After the HPLC column is installed, the stainless steel tube will return to its original shape. The packing in the HPLC column can support a certain pressure so that this pressure cannot be ruled out and will remain at the bottom of the chromatographic column. The result is the packing at the bottom will be tighter). If you open the sieve plate at the entrance of the new column, you will find that the packing will be about 1mm more.

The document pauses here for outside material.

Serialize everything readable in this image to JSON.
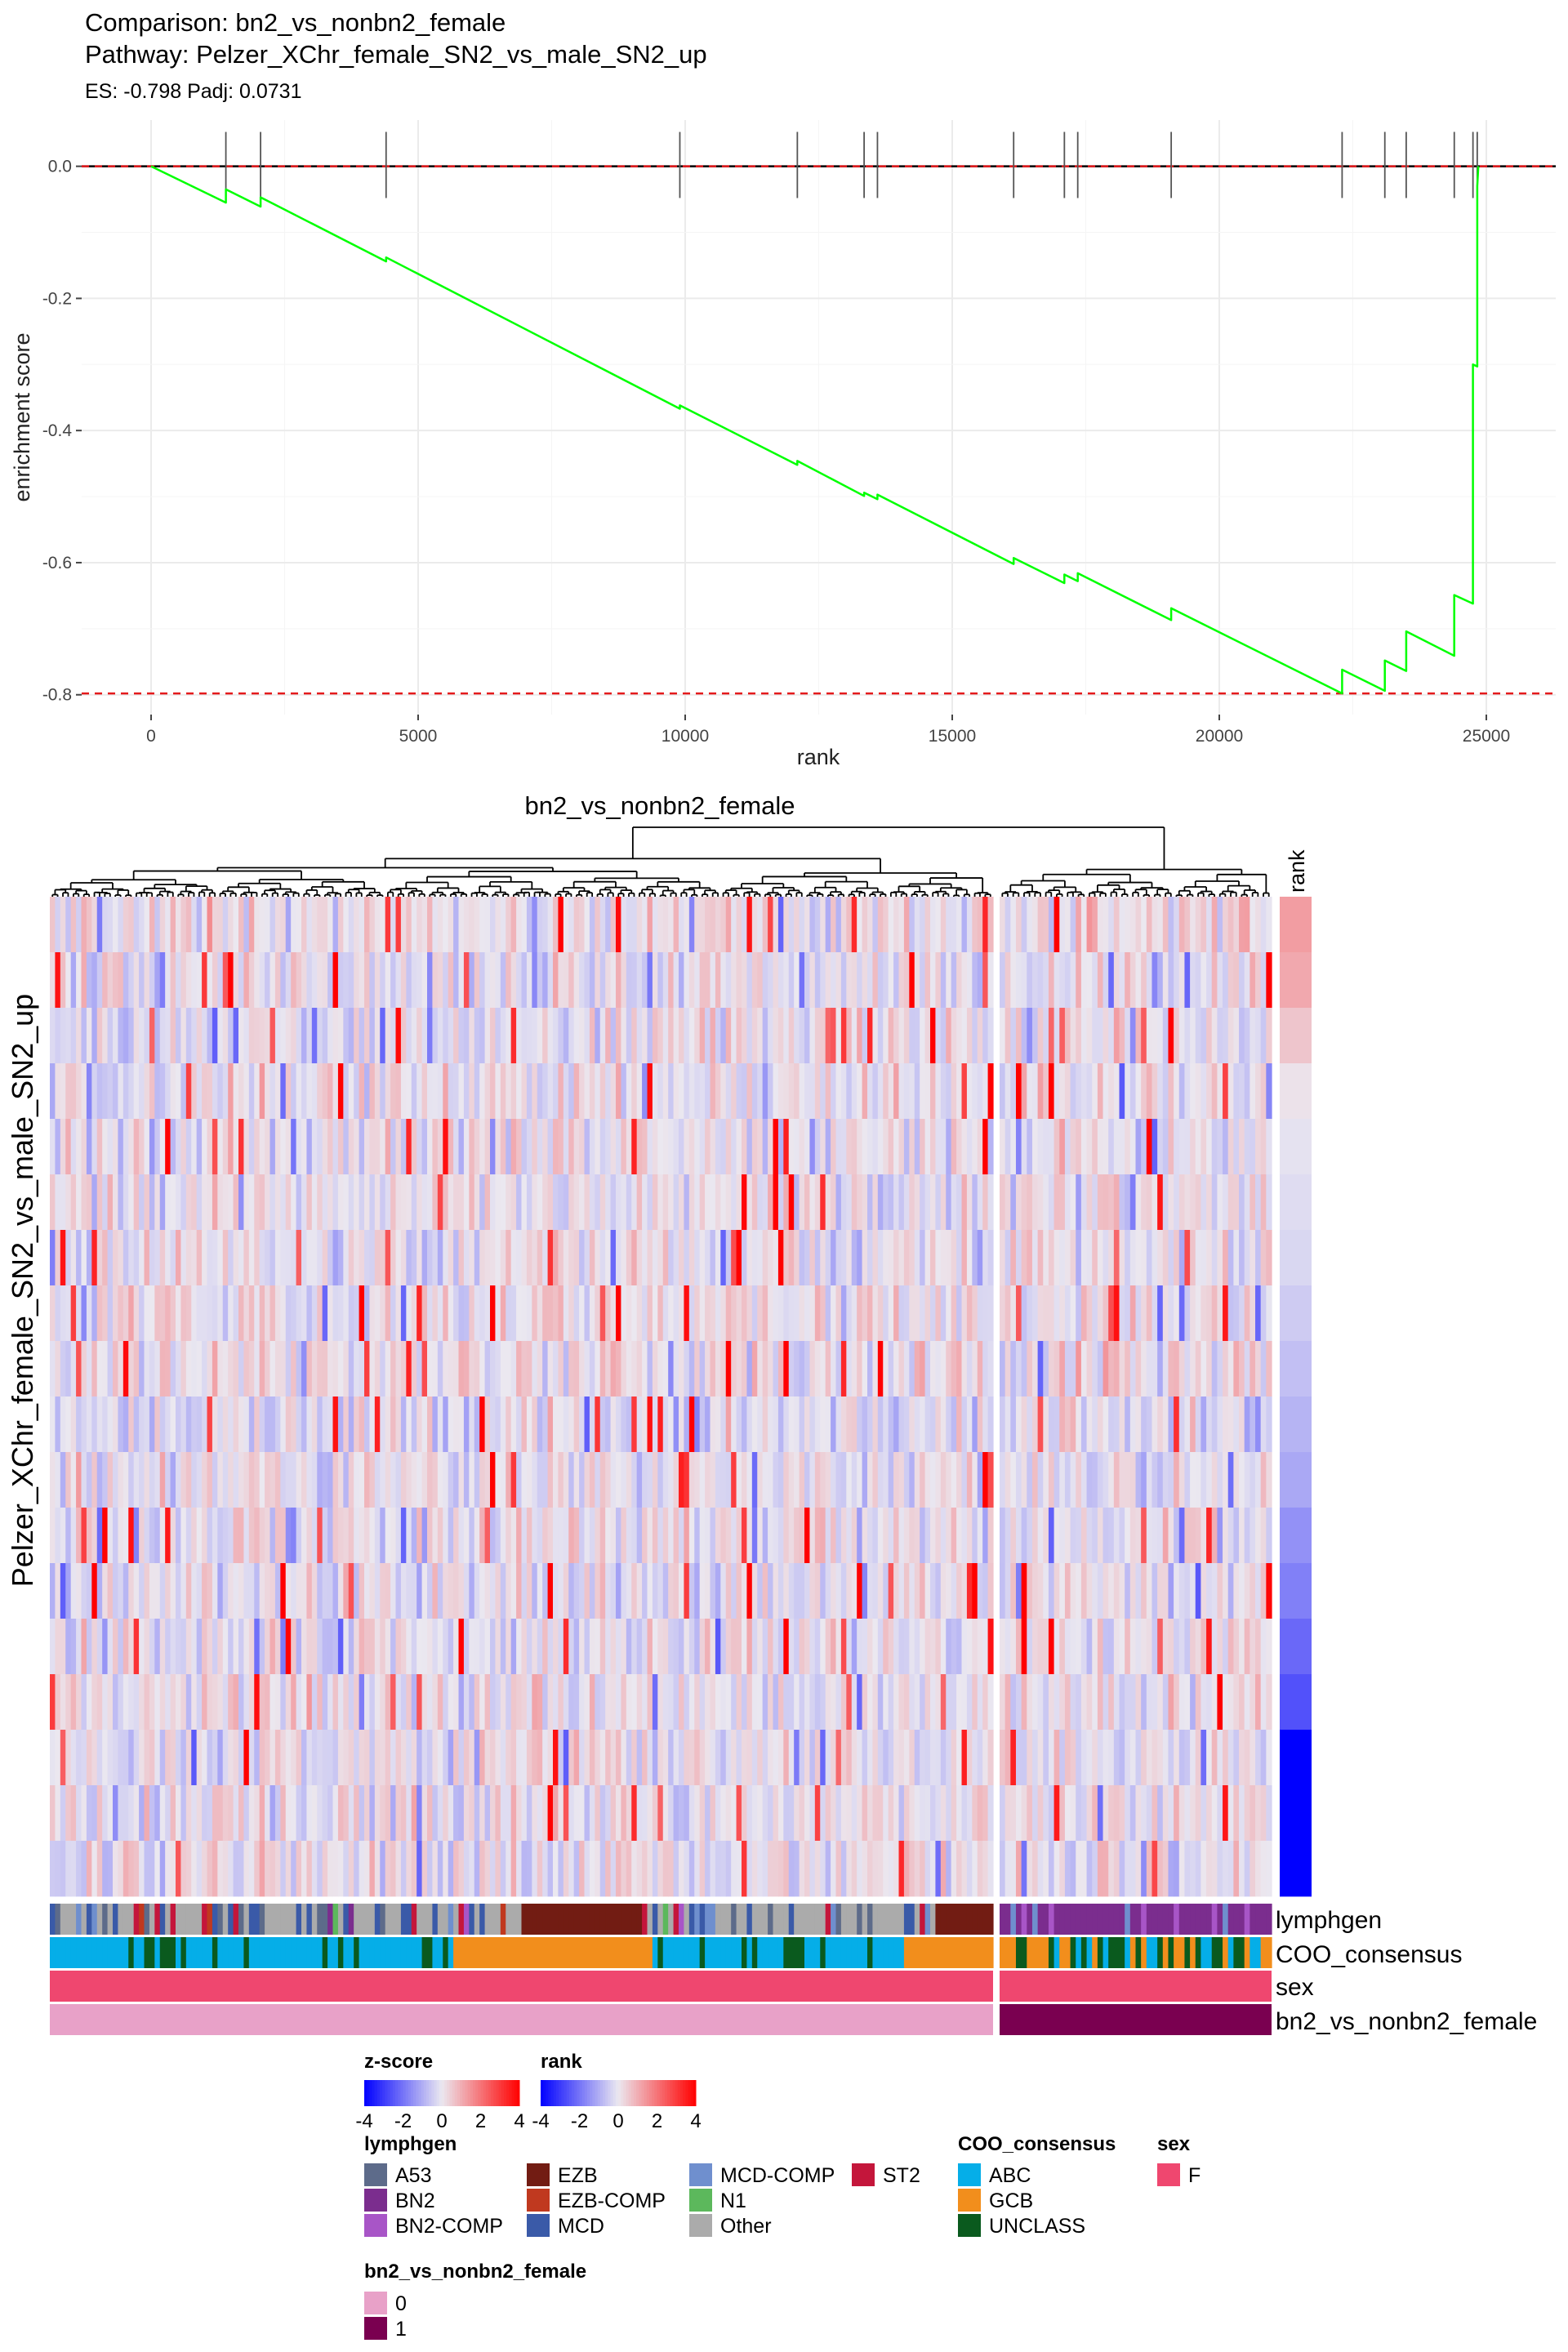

Now that we know that it will protrude by 1mm after opening, it is not difficult to understand the necessity of forwarding use, because the loss of packing on the HPLC column header can be replenished in time (the loss of packing usually starts from the HPLC column head, mainly for The sample damages the composition of the column, and the damage caused by the mobile phase is often integral because the sample amount is small, but the amount of mobile phase is large), so that the HPLC column head will not collapse and cause dead volume.
There are two reasons for the advantages of backwashing. One is that solid particulate matter usually accumulates on the HPLC column head, which cannot be washed off by forwarding washing, while backwashing can more or less wash it down, delaying the increase in HPLC column pressure. time. The second is the accumulation of strongly retained substances on the HPLC column head. Forward flushing needs to wash the entire distance of the HPLC column bed. It is itself a strongly retained substance.
How long does it take to flush it down? Maybe flush one with pure methanol or acetonitrile It can’t be washed for hours, but it causes secondary pollution to the HPLC column bed; while backflushing only needs to wash a little distance on the HPLC column head, maybe less than 1cm in length, which is much easier than forwarding washing.